Taking extra care to make sure I don’t slip and wind up cut to shreds, I tell him not to distract me while I make my way over the steel mountain-range of death.
For all the physical skills and coordination I’ve developed over the years, I continue to err on the side of caution. It’s a part of myself I don’t particularly like. I still find myself looking around at others—people like Brohn, Rain, Kella, Mayla, War, and Wisp—and wondering where they get their confidence and fearlessness, and I wonder if I’ll ever be free from the annoying self-doubt that keeps following me around like some leering, drooling stalker.
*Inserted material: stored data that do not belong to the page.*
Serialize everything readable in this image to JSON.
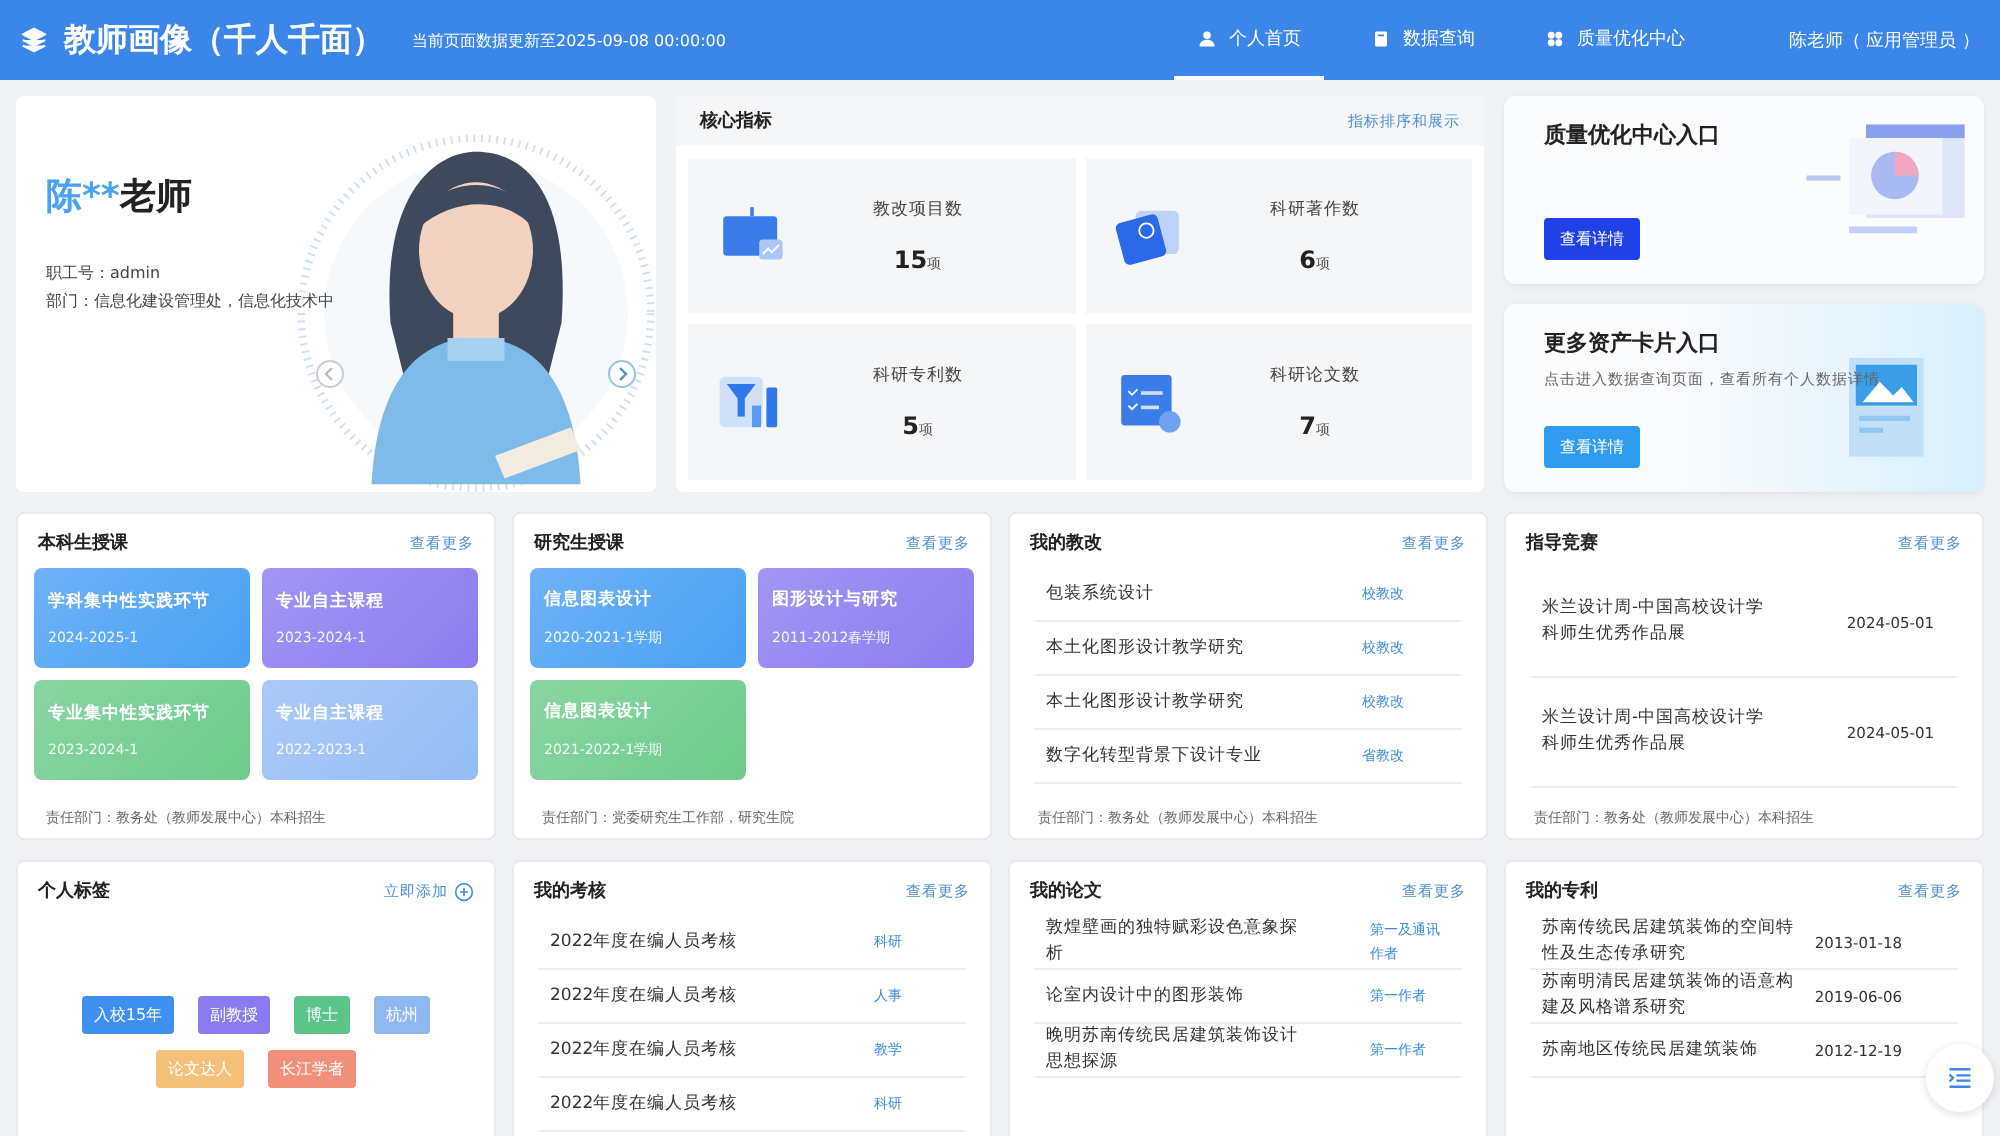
{
  "header": {
    "title": "教师画像（千人千面）",
    "update_note": "当前页面数据更新至2025-09-08 00:00:00",
    "nav": [
      {
        "label": "个人首页",
        "selected": true
      },
      {
        "label": "数据查询",
        "selected": false
      },
      {
        "label": "质量优化中心",
        "selected": false
      }
    ],
    "user": "陈老师（ 应用管理员 ）"
  },
  "profile": {
    "name_highlight": "陈**",
    "name_rest": "老师",
    "staff_id": "职工号：admin",
    "department": "部门：信息化建设管理处，信息化技术中"
  },
  "core_metrics": {
    "title": "核心指标",
    "action": "指标排序和展示",
    "items": [
      {
        "label": "教改项目数",
        "value": "15",
        "unit": "项"
      },
      {
        "label": "科研著作数",
        "value": "6",
        "unit": "项"
      },
      {
        "label": "科研专利数",
        "value": "5",
        "unit": "项"
      },
      {
        "label": "科研论文数",
        "value": "7",
        "unit": "项"
      }
    ]
  },
  "entries": [
    {
      "kind": "quality",
      "title": "质量优化中心入口",
      "button": "查看详情"
    },
    {
      "kind": "assets",
      "title": "更多资产卡片入口",
      "description": "点击进入数据查询页面，查看所有个人数据详情",
      "button": "查看详情"
    }
  ],
  "undergraduate_courses": {
    "title": "本科生授课",
    "more": "查看更多",
    "courses": [
      {
        "name": "学科集中性实践环节",
        "term": "2024-2025-1",
        "color": "#4a9ff5"
      },
      {
        "name": "专业自主课程",
        "term": "2023-2024-1",
        "color": "#8b7cf0"
      },
      {
        "name": "专业集中性实践环节",
        "term": "2023-2024-1",
        "color": "#6ccb8c"
      },
      {
        "name": "专业自主课程",
        "term": "2022-2023-1",
        "color": "#94bdf5"
      }
    ],
    "footer": "责任部门：教务处（教师发展中心）本科招生"
  },
  "graduate_courses": {
    "title": "研究生授课",
    "more": "查看更多",
    "courses": [
      {
        "name": "信息图表设计",
        "term": "2020-2021-1学期",
        "color": "#4a9ff5"
      },
      {
        "name": "图形设计与研究",
        "term": "2011-2012春学期",
        "color": "#8b7cf0"
      },
      {
        "name": "信息图表设计",
        "term": "2021-2022-1学期",
        "color": "#6ccb8c"
      }
    ],
    "footer": "责任部门：党委研究生工作部，研究生院"
  },
  "teaching_reform": {
    "title": "我的教改",
    "more": "查看更多",
    "items": [
      {
        "name": "包装系统设计",
        "tag": "校教改"
      },
      {
        "name": "本土化图形设计教学研究",
        "tag": "校教改"
      },
      {
        "name": "本土化图形设计教学研究",
        "tag": "校教改"
      },
      {
        "name": "数字化转型背景下设计专业",
        "tag": "省教改"
      }
    ],
    "footer": "责任部门：教务处（教师发展中心）本科招生"
  },
  "competitions": {
    "title": "指导竞赛",
    "more": "查看更多",
    "items": [
      {
        "name": "米兰设计周-中国高校设计学科师生优秀作品展",
        "date": "2024-05-01"
      },
      {
        "name": "米兰设计周-中国高校设计学科师生优秀作品展",
        "date": "2024-05-01"
      }
    ],
    "footer": "责任部门：教务处（教师发展中心）本科招生"
  },
  "tags": {
    "title": "个人标签",
    "action": "立即添加",
    "items": [
      {
        "label": "入校15年",
        "color": "#3d8ff0"
      },
      {
        "label": "副教授",
        "color": "#8a7cf0"
      },
      {
        "label": "博士",
        "color": "#5cc48a"
      },
      {
        "label": "杭州",
        "color": "#8fb8f0"
      },
      {
        "label": "论文达人",
        "color": "#f5c07a"
      },
      {
        "label": "长江学者",
        "color": "#f0907a"
      }
    ]
  },
  "assessments": {
    "title": "我的考核",
    "more": "查看更多",
    "items": [
      {
        "name": "2022年度在编人员考核",
        "tag": "科研"
      },
      {
        "name": "2022年度在编人员考核",
        "tag": "人事"
      },
      {
        "name": "2022年度在编人员考核",
        "tag": "教学"
      },
      {
        "name": "2022年度在编人员考核",
        "tag": "科研"
      }
    ]
  },
  "papers": {
    "title": "我的论文",
    "more": "查看更多",
    "items": [
      {
        "name": "敦煌壁画的独特赋彩设色意象探析",
        "tag": "第一及通讯作者"
      },
      {
        "name": "论室内设计中的图形装饰",
        "tag": "第一作者"
      },
      {
        "name": "晚明苏南传统民居建筑装饰设计思想探源",
        "tag": "第一作者"
      }
    ]
  },
  "patents": {
    "title": "我的专利",
    "more": "查看更多",
    "items": [
      {
        "name": "苏南传统民居建筑装饰的空间特性及生态传承研究",
        "date": "2013-01-18"
      },
      {
        "name": "苏南明清民居建筑装饰的语意构建及风格谱系研究",
        "date": "2019-06-06"
      },
      {
        "name": "苏南地区传统民居建筑装饰",
        "date": "2012-12-19"
      }
    ]
  }
}
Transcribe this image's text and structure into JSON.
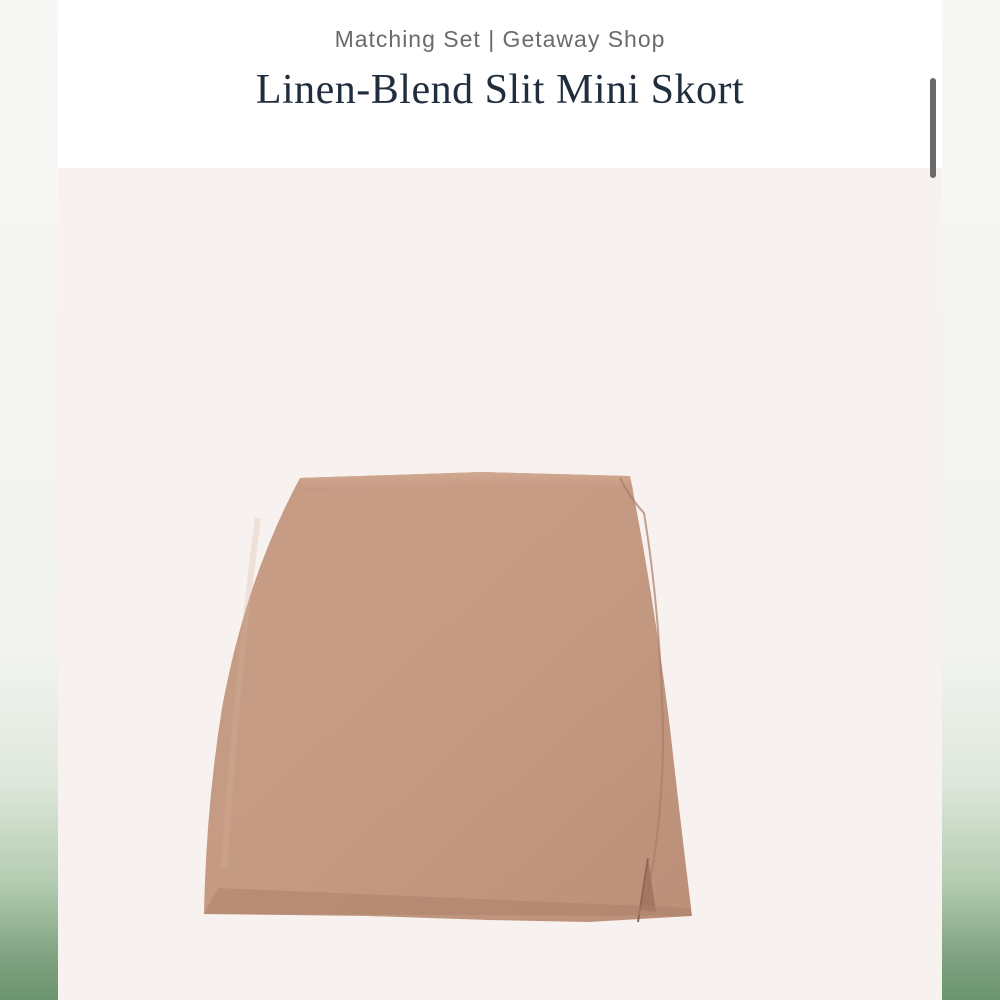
{
  "header": {
    "breadcrumb": "Matching Set | Getaway Shop",
    "title": "Linen-Blend Slit Mini Skort"
  },
  "product_image": {
    "description_icon": "skort-product-image",
    "fabric_color": "#c99e86"
  },
  "colors": {
    "page_background": "#ffffff",
    "image_background": "#f7f1ef",
    "title_color": "#1f2d3d",
    "breadcrumb_color": "#6b6b6b"
  }
}
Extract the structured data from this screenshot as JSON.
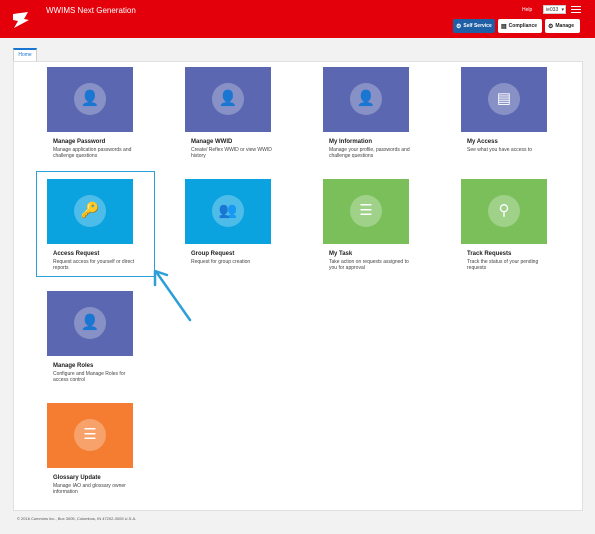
{
  "header": {
    "app_title": "WWIMS Next Generation",
    "help_label": "Help",
    "user_id": "ie033",
    "buttons": {
      "self_service": "Self Service",
      "compliance": "Compliance",
      "manage": "Manage"
    }
  },
  "tabs": {
    "home": "Home"
  },
  "tiles": [
    {
      "title": "Manage Password",
      "desc": "Manage application passwords and challenge questions",
      "color": "#5b67b1",
      "icon": "user-lock-icon"
    },
    {
      "title": "Manage WWID",
      "desc": "Create/ Reflex WWID or view WWID history",
      "color": "#5b67b1",
      "icon": "user-edit-icon"
    },
    {
      "title": "My Information",
      "desc": "Manage your profile, passwords and challenge questions",
      "color": "#5b67b1",
      "icon": "user-info-icon"
    },
    {
      "title": "My Access",
      "desc": "See what you have access to",
      "color": "#5b67b1",
      "icon": "clipboard-icon"
    },
    {
      "title": "Access Request",
      "desc": "Request access for yourself or direct reports",
      "color": "#0aa3e0",
      "icon": "key-badge-icon"
    },
    {
      "title": "Group Request",
      "desc": "Request for group creation",
      "color": "#0aa3e0",
      "icon": "group-icon"
    },
    {
      "title": "My Task",
      "desc": "Take action on requests assigned to you for approval",
      "color": "#7abf5a",
      "icon": "task-list-icon"
    },
    {
      "title": "Track Requests",
      "desc": "Track the status of your pending requests",
      "color": "#7abf5a",
      "icon": "magnifier-icon"
    },
    {
      "title": "Manage Roles",
      "desc": "Configure and Manage Roles for access control",
      "color": "#5b67b1",
      "icon": "user-gear-icon"
    },
    {
      "title": "Glossary Update",
      "desc": "Manage IAO and glossary owner information",
      "color": "#f47d32",
      "icon": "list-icon"
    }
  ],
  "footer": "© 2016 Cummins Inc., Box 3005, Columbus, IN 47202-3005 U.S.A."
}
Somewhere in the back of my mind, I guess I figured that time and experience would lead me to a place of unbridled confidence, a place where I wouldn’t be plagued with the endless mental refrain of second-guessing my every thought and action. It’s bad enough to have actual people in the world trying to hunt me down and kill me. Adding a harsh insult to potential injury—and with a cluster of nagging tendrils of insecurity snaking through my head—sometimes I think my own brain is out to get me.
Hopping down from the hood of the last of the crumpled trucks, I brush my hands on the sides of my pants as Brohn teases me for being so slow. I whack his arm and remind him that I was the one who rescued him from the arcology. Grimacing and holdin
g his arm but refusing to concede the point, he at least goes so far as to admit that maybe—just maybe—he owes me one.
“Damn right,” I confirm.
Sporting matching smiles, we shake hands on it and then follow Render down a narrow, litter-strewn alley between two buildings with foundations of dusty yellow brick.
At the end of the tight, cluttered alley, we slam to a stop as a pack of feral dogs pads out, directly in our path. There are five of them, each looking like a nightmarish cross between a pit bull and a grizzly bear. They lower their heads and issue a refrain of guttural warnings from deep inside their chests. The patchy fur on their necks and around their muzzles is sticky with blood, which means they’ve either fed recently and will leave us alone, or else they’ve got a taste for blood and are on the hunt for more.